Pathogen/disease vectors
Microscopic parasites that cause disease, like abnormal conditions that negatively affect organs, not due to an external injury.
Hemiparasite
Photosynthesis but get water from host.
Holoparasite
Relies totally on the host plant.
Kleptoparasitism
Parasitism by theft.
Commensalism
A symbiotic relationship where one organism benefits while the other is neither harmed nor benefits (one harmed, one neutral).
Amensalism
A relationship where one organism is harmed and one organism is neither harmed nor benefits (one harmed, one neutral).
Community
Multiple species interacting directly or indirectly that are connected by time and space.
Clear-cut communities
One boundary separates two clear, distinct environments.
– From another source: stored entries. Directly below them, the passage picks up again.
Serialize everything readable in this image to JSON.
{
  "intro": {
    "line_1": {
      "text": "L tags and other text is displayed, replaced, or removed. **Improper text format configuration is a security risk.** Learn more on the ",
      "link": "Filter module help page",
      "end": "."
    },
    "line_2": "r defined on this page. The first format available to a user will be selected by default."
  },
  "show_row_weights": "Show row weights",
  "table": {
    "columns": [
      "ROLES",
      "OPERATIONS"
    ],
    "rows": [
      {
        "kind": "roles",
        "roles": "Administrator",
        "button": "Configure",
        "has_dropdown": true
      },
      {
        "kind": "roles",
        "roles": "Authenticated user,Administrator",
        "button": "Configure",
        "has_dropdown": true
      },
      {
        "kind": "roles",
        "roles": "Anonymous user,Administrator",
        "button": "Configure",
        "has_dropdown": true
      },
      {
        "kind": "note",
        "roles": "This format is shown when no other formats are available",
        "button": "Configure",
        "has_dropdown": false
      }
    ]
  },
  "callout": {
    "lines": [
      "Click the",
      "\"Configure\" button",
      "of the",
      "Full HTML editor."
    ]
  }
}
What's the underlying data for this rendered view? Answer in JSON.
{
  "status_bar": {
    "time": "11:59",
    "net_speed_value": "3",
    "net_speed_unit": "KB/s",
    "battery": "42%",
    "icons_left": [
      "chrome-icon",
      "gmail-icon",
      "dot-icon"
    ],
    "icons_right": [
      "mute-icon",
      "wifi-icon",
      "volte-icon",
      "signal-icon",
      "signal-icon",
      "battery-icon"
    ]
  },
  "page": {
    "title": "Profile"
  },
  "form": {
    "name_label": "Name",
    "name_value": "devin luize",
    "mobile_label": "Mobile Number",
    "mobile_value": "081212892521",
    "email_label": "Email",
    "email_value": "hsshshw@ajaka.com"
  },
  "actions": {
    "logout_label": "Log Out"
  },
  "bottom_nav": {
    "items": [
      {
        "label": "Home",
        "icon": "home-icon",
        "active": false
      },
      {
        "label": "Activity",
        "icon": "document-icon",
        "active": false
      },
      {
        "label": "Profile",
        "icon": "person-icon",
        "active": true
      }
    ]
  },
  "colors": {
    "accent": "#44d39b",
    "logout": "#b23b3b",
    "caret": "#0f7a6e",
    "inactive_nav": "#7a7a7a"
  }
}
Gradual community transitions
The slow and steady process of change within a community over a long period, rather than an abrupt shift (includes zones).
Ecotone
The location where two communities meet.
Species evenness
Comparison of the relative abundance of species in a community.
Species richness
The number of species in a community.
Diversity Indices
Estimates of species diversity (Ex: Shannon Diversity Index)
Island biogeography
Studies the biodiversity of isolated natural communities.
Resistance
How much a community changes due to a particular disturbance.
Return time
How long it takes a community to return to a stable state after being disturbed.
Resilience
How close the post-recovery community resembles the pre-disturbance community.
Food web
A diagram showing an organism’s feeding relationships with other organisms in the same location.
Food chain
Zoom in on close feeding relationships in the food web.
Green Earth Hypothesis
The Earth is green because predators prevent herbivores from eating everything.
Bottom-up control
Increase or decrease in primary producers, leading to a sequence of similar (+ or - ) effects on the rest of the food chain.
Top-down control
The predator population (+ or - ) affects the lower tropic levels that can be supported.
Trophic cascade
Indirect interactions between community members control the whole ecosystem.
Succession
Change in the community through time initiated by a disturbance.
Primary succession
Development of communities in habitats devoid of plants and organic soil.
Secondary succession
Development of communities in habitats nearly devoid of plants but with organic soil.
Pioneer species
The first species to colonize.
Climax community
The final stage in succession.
Space for time substitution
Uses current spatial patterns to infer how something will change over time.
3+ special cases of succession
Scouring floods, lake succession, and dune succession
Keystone species
Species that disproportionally affect relative abundances.
Dominant species
Species that affect the community through their high abundance.
Ecosystem engineer
An organism that significantly modifies its environment, creating habitats for other species beyond its own lifetime.
Generic names for communities
Quaternary consumer (4th), Tertiary consumer (3rd), Secondary consumer (eats herbivores/primary producers), Primary producer (plants, algae, etc), Apex predator (top predator of the food chain).